Se trata de una autocomplacencia sin límites en la propia excelencia aislada. Lo importante es mostrar al mundo la propia supremacía, sin confrontación alguna con la alteridad (pues nadie podría disputarla). Y en seguir en todas las cosas la lógica del “sagrado egoísmo” que rige en el propio estado-nación, cuya peculiaridad y rasgo de supremacía moral estriba en su carácter multiétnico, integrador. Hablo de estado-nación; no de imperio.
Estamos en un mundo que requiere a gritos soluciones imperiales, ya que los problemas que nos acechan e instigan son globales, ecuménicos, universales. Pero un Imperio no puede existir sin el ejercicio de una auctoritas que legitima el monopolio de la potestas. Un imperio siempre generará, en su ejercicio, descontentos marginales; pero no es tal si provoca agrios resentimientos casi universales. Un imperio no es aquél que ejerce presión e influencia en las sociedades que domina; es aquél que además de vencer, en la acción bélica y en la vida material, también convence. O que atiende también al núcleo, existente en todo ser humano, en que sus necesidades materiales conectan con sus formas de creencia, de auto-respecto o de sentido de la propia dignidad.
La sociedad americana, que ha exportado con éxito formas materiales de vida que invaden todos los países y naciones, no ha sido capaz de generar consensos ni sentimientos de aceptaciones en su errático deambular político por el globo, en sus inicuas filias y fobias, o en su incomprensión radical de muchos de los fenómenos políticos, religiosos o ideológicos que forman parte del paisaje de nuestro mundo actual. A Estados Unidos le sobra potestas; pero le falta auctoritas. No es de hecho, ni parece querer serlo, lo que podría ser: un verdadero imperio. Le falta voluntad política y auto-convencimiento para ello.
Pero vuelvo a la falacia occidental, ya que de eso se trata: de un término falaz para reunir realidades que se irán dando progresivamente la espalda: Estados Unidos y Europa. Podría decirse también: occidente es, quizás, un eufemismo; lo que se quiere significar con ese término es una cultura o civilización: la cristiana. Occidente y cristianismo serían, así, casi términos sinónimos (si no fuese porque existe un cristianismo ortodoxo, y otros cristianismos muy vivos en el próximo oriente).
Ni siquiera desde este punto de vista puede aceptarse el carácter unívoco o análogo del término Occidente. El cristianismo europeo y el que subyace a muchas de las manifestaciones religiosas norteamericanas es radicalmente diferente. E importa subrayarlo, ya que este aspecto de la cuestión es particularmente revelador. En él conviene demorarse.
Las raíces cristianas de la sociedad y cultura norteamericana son múltiples; pero en gran medida se caracterizan por una exacerbada tendencia vetero-testamentaria. Procede ese cristianismo de minorías expulsadas de sus países de origen de tendencia calvinista radical; en ellas parece que el cristianismo retrocediera a sus raíces del Viejo Testamento, o que, frente al mensaje del Nuevo (evangelios, epístolas de Pablo, etc.), se regresase al Pentateuco y a los libros históricos.
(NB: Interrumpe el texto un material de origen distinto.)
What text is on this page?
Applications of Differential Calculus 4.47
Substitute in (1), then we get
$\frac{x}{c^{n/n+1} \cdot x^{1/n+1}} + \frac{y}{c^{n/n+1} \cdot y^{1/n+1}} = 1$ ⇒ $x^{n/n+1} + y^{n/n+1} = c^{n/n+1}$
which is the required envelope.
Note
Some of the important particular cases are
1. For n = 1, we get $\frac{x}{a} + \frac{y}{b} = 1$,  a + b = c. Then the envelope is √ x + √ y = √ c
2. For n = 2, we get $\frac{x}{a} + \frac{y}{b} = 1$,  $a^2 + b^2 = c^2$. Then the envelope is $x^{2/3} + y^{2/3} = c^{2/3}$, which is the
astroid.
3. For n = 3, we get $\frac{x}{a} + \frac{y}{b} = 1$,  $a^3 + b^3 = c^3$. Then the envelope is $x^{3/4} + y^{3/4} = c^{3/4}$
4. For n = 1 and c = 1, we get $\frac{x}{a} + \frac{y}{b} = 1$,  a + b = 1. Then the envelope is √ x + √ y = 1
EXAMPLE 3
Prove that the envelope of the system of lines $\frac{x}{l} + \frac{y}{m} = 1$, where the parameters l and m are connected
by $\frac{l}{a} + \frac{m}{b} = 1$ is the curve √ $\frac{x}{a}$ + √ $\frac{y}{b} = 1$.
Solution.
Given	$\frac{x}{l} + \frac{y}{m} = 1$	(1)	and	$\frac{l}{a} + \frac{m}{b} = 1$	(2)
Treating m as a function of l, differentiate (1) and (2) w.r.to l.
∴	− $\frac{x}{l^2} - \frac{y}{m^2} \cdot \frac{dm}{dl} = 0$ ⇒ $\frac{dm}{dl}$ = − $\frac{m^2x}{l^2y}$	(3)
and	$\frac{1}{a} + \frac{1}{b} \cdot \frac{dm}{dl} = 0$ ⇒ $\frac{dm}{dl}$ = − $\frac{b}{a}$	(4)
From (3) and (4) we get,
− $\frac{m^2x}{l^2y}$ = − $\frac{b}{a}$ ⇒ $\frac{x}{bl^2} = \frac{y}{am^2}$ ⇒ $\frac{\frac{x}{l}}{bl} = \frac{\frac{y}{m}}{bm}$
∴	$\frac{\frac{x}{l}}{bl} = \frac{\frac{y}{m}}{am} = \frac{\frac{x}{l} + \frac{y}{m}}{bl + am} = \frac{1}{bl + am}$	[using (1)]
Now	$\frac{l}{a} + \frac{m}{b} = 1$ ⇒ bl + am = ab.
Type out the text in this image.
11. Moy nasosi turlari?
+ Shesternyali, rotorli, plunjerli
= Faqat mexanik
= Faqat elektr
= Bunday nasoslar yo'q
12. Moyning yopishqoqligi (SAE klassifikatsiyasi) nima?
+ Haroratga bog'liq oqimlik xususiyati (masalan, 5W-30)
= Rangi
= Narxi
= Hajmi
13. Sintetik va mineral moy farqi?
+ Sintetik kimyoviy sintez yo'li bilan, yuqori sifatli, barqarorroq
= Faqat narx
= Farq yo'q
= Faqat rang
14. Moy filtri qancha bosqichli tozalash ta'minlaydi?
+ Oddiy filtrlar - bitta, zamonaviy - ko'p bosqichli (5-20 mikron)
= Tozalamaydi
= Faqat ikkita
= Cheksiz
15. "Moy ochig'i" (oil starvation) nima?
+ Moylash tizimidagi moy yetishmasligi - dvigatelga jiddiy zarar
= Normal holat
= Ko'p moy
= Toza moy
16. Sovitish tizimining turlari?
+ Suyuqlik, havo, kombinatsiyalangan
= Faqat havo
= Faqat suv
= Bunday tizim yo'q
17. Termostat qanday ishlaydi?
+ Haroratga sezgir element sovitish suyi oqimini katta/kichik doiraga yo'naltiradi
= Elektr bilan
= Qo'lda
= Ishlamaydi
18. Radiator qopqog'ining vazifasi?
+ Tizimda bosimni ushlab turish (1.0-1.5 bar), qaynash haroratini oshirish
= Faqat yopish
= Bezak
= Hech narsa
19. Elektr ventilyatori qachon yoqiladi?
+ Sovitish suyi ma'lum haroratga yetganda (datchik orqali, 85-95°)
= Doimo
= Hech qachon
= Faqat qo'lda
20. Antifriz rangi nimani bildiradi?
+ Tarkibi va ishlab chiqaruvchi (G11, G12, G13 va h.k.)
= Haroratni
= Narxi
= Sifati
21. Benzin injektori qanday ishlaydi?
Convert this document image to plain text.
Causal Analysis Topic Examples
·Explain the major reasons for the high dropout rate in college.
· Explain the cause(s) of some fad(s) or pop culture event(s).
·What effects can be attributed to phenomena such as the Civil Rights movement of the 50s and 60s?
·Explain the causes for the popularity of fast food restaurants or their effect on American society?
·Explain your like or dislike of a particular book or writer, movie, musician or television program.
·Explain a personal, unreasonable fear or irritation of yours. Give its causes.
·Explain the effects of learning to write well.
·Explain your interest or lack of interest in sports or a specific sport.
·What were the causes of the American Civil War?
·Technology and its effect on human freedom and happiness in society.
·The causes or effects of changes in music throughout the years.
En ese cristianismo popular norteamericano la idea de Pueblo Elegido es predominante. Y con ella la familiaridad entre el Antiguo Testamento y la experiencia que vivieron en su día los pioneros y colonizadores de un inmenso territorio por descubrir y habitar, en el que fueron creando sus propios asentamientos, en lucha con los habitantes aborígenes del lugar (hasta culminar la epopeya en la práctica extinción de éstos). Esta conciencia de Pueblo Elegido, y de Tierra de Promisión, se halla en la raíz de las más arraigadas creencias del pueblo americano. Forma parte de su paideía. En cierto calvinismo extremo, a diferencia del reformismo luterano y del catolicismo, parece que se retroceda del Nuevo Testamento al Viejo.
La figura de Jesús de Nazaret marca la diferencia; también las epístolas de Pablo. El ecumenismo del mensaje contrasta con la focalización de todos los asuntos en el Pueblo Elegido, o en un mesianismo en el cual al final siempre es ese Pueblo Elegido el que, en el banquete del último día, juzga y discrimina las naciones. Y la prueba de la elección viene dada por la pertenencia a una comunidad que, en lucha con las poblaciones preexistentes, provenientes de un orden natural, corrompido radicalmente por la Caída originaria del primer hombre, pueden ser siempre objeto de exterminio y de persecución (actual o escatológica) por parte de la única Nación predilecta a los ojos del Dios Único.
En ese calvinismo radical esa corrupción de la naturaleza primigenia que se comprueba en todos los “gentiles” deriva de un decreto originario, de naturaleza inexorable, en el cual, ya con la creación, y con los eventos siguientes (pecado original, redención), se destaca la diferencia abismal entre los elegidos de Dios y los pueblos sometidos a reprobación.
Esta convicción se transfiere, secularizándose sólo de modo aparente, a la doctrina del “destino manifiesto”, y de la Gran Nación (integradora de puertas adentro, extremadamente excluyente de puertas a fuera), predilecta entre todas por Dios, y llamada a ejercer su poderío sobre todas las demás naciones de la tierra.
En los ámbitos europeos, católicos, luteranos, anglicanos, se advierte en cambio la inclinación hacia una lectura del texto bíblico en dirección a las premisas del Nuevo Testamento. Lutero tradujo la Biblia entera, pero su texto de identificación fue sobre todo la epístola a los Romanos de Pablo. Su concepto relativo a la corrupción del pecado original (y el carácter cuestionable del libre albedrío) no condujo en ningún caso a una regresión tan ostentosa hacia la geografía religiosa y mental del Pentateuco, o de las crónicas de la monarquía davídica.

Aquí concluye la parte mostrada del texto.